Coffee and Conversations Using Graph-Based ML for Analysis

All dates for this event occur in the past.

Enarson Classroom Building
2009 Millikin Road
Room 254
Columbus, OH 43210
United States

ICDT and AI-Edge Present...

Using Graph-Based Machine Learning Algorithms for Software Analysis

Michael Brown, a PhD student at the Georgia Institute of Technology, will be joining us on February 16th to discuss graph-based machine learning algorithms for software analysis.

Recording of the event here.

Abstract: Software analysis is a well-established research area focused on automatically determining facts about a program’s properties and behaviors and using them to improve the program. Software analysis techniques are used in many domains, most notably to achieve performance and security enhancements (compilers), identify bugs and security vulnerabilities (code scanners), simplify programming through abstraction (DSL interpreters), and reverse engineer software. The limitations of software analysis for these purposes are well understood – in general it is impossible to collect a complete set of program facts about a particular piece of software, especially for complex software used in the DoD. As a result, many software analysis tools employ heuristics or rely on humans in the loop to make meaningful advances in this space.


The recent technological leaps forward in Machine Learning (ML) have created a unique opportunity to make advances in software analysis that were previously not possible because ML-based solutions are not bound by the same computational constraints as traditional software analysis techniques. Further, these techniques excel at approximating and replicating human problem solving. As a result, there has been a dearth of new research on ML-based software analysis, however recently proposed techniques have fallen flat because they failed to exploit the natural shape and form of software: directed graphs.

Over the last three years, my team and I have researched and developed techniques to address several key challenges that researchers face when creating effective, graph-based ML software analysis tools. Specifically, we have developed techniques to aid researchers in generating realistic training data sets, converting software to a representation that graph-based ML algorithms can consume, and formulating real-world software analysis problems as graph recognition problems. Using these techniques, we have created two tools that outperform state of the art traditional software analysis tools: VulChecker and CORBIN. Vulchecker is a static application security testing (SAST) tool that excels at identifying fuzzy security vulnerabilities in source code.

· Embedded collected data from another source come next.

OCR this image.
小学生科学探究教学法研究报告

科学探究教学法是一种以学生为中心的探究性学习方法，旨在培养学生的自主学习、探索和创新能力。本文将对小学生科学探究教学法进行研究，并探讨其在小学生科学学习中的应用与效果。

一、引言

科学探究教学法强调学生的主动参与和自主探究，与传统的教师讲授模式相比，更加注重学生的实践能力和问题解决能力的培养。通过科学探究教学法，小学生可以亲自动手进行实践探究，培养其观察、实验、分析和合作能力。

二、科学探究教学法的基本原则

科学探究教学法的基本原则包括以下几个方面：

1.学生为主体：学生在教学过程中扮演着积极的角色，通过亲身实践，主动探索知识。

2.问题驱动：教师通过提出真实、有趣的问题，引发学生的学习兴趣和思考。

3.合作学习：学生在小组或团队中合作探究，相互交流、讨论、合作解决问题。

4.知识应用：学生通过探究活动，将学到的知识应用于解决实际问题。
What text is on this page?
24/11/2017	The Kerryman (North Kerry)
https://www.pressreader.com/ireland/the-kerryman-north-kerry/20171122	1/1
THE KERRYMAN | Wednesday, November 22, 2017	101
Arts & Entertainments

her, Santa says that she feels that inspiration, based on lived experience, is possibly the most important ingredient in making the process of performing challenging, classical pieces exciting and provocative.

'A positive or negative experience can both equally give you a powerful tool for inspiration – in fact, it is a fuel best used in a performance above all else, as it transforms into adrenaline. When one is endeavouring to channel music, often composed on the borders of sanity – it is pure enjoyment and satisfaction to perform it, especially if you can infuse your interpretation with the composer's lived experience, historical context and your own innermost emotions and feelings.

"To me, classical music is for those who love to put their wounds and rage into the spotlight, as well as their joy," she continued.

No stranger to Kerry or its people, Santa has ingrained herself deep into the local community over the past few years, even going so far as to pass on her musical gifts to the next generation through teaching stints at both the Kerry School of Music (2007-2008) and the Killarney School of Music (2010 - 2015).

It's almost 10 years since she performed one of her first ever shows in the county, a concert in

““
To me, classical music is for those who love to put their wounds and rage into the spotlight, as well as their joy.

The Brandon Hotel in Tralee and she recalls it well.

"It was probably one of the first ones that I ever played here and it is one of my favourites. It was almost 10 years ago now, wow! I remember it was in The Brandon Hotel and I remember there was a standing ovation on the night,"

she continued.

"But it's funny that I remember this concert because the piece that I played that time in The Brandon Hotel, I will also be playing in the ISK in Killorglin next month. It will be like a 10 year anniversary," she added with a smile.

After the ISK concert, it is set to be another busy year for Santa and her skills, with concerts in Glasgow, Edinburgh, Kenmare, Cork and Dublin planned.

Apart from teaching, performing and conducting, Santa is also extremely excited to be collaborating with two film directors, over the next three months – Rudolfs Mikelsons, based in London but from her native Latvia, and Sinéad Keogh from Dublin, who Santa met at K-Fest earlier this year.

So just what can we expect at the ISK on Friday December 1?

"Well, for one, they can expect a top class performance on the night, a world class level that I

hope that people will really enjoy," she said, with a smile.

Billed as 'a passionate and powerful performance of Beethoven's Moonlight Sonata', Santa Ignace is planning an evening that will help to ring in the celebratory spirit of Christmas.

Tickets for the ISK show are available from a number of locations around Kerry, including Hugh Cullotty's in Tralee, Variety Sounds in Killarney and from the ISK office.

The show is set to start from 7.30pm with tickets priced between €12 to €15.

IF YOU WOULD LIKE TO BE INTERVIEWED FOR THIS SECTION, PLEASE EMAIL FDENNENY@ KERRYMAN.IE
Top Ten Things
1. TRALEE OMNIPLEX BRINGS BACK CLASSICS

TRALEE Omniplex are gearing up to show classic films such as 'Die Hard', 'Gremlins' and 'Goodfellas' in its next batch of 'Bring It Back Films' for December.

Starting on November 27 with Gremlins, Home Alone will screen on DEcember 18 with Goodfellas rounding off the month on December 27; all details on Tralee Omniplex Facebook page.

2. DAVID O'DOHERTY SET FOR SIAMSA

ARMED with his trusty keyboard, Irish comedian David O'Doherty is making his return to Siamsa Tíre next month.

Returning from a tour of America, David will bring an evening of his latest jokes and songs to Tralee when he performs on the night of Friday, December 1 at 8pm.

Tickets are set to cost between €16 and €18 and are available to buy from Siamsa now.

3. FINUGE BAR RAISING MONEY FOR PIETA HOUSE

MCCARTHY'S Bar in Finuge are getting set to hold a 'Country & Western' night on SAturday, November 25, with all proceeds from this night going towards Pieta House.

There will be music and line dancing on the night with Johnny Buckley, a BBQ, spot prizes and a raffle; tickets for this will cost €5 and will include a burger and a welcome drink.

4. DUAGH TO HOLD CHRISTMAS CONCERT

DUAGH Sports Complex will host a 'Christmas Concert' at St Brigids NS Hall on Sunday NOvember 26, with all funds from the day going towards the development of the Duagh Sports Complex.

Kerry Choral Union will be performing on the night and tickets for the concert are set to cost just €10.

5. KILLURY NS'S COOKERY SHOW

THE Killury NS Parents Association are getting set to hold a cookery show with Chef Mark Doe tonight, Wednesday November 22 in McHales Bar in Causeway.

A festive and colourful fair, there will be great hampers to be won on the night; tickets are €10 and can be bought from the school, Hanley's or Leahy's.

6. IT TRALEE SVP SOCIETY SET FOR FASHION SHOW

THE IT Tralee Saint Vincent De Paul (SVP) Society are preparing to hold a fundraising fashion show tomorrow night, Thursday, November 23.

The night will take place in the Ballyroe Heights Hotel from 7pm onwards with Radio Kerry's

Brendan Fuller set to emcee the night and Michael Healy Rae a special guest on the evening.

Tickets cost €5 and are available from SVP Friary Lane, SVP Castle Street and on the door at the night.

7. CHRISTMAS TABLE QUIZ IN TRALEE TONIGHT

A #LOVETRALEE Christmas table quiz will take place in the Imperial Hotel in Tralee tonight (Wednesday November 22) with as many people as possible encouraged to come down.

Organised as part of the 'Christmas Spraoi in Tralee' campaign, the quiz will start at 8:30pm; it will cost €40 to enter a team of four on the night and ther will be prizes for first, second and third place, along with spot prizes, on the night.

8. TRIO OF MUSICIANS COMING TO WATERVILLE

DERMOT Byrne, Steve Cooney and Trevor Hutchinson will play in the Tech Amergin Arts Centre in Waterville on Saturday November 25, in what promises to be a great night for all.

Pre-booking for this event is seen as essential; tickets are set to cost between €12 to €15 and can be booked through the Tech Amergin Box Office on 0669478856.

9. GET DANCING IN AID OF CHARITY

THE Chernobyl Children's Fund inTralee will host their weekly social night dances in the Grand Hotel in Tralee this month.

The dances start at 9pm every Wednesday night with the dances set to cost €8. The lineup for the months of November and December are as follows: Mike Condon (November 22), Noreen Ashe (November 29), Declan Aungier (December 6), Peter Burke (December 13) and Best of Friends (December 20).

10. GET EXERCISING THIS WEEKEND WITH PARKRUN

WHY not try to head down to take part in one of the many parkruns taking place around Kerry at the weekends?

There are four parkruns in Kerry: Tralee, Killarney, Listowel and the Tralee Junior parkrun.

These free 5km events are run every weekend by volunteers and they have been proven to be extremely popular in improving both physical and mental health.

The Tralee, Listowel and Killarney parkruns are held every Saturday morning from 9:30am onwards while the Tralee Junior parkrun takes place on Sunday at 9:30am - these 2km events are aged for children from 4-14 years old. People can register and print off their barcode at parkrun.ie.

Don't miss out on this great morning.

CORBIN is a system for lifting advanced mathematical constructs (formulas, lookup tables, PID controllers, etc.) from legacy binary software that powers cyber-physical systems like power generation and onboard vehicular control systems.


In this talk, I will first discuss the inherent challenges in using ML to create software analysis tools and how exploiting the graph-based nature of software can bring about success. Second, I will present two successful graph-based ML software analysis tools created under the DARPA AIMEE and ReMath programs: VulChecker and CORBIN. Finally, I will present a set of guiding principles and guardrails for applying ML to software based on the lessons learned from building these tools.

 

Bio: Michael D. Brown is a principal security engineer at Trail of Bits and a Ph.D. student at the Georgia Institute of Technology. He works on a variety of applied and fundamental research projects focused on security-oriented software analysis and transformation. Michael's primary research interest is the development of software transformation techniques to improve the security of computing systems. Prior to his work in software security, Michael was on active duty for eight years in the U.S. Army where he served as a UH-60M pilot and Aviation Mission Survivability Officer. Michael earned his M.S. in Computer Science at Georgia Tech and his B.S. in Computer Science at the University of Cincinnati.